CDSM (Coupled Dark State Magnetometer) is an optically-pumped scalar magnetometer based on two-photon spectroscopy of free alkali atoms. In a special laser-based excitation mode, three different magnetic field dependent resonances arise in the presence of an external magnetic field. They reach their maximal strengths at different angles between the magnetic field direction and the optical path of the laser excitation field through of the sensor unit. According to this angle, the strongest resonance is selected for the actual measurement. This enables an omni-directional all-optical scalar magnetic field measurement without the need for moving parts, feedback coils and active electronics at the sensor.

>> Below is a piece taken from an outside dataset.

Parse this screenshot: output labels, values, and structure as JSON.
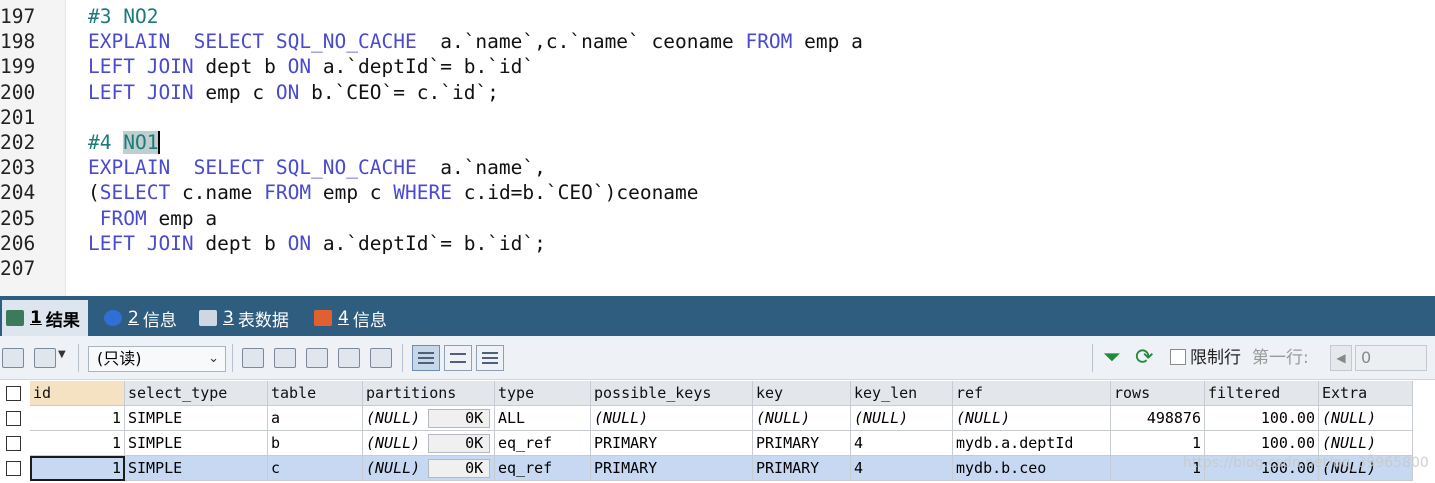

The extended measurement range, which is a lot larger than the magnitude of the Earth’s magnetic field (60,000 nanotesla), is a further advantage of this measurement principle.
In general, scalar magnetometers measure the magnitude of the magnetic field with high accuracy, while vector magnetometers (mostly fluxgate magnetometers) measure the magnitude and the direction of the magnetic field. Fluxgate magnetometers must be recalibrated in flight regularly. Therefore, for a certain mission scenario, full science return can only be achieved with a combination of vector and scalar magnetometers.
CDSM comprises a mixed signal electronics unit, a Vertical Cavity Surface Emitting Laser (VCSEL; with housing, temperature stabilisation and fibre coupler), a sensor unit, and a sensor harness with optical fibres. The electronics as well as the laser are located in an electronics box inside the spacecraft, whereas the sensor unit is designed for boom mounting.
The sensor consists of two fibre couplers for the connection of the outbound and inbound fibres, a polariser and a quarter wave plate to secure the required laser light characteristics, a cylindrical glass cell, which contains a few micrograms of 87Rb metal for the actual measurement process and Neon as buffer-gas, and a metal housing for a precise alignment of the optical components.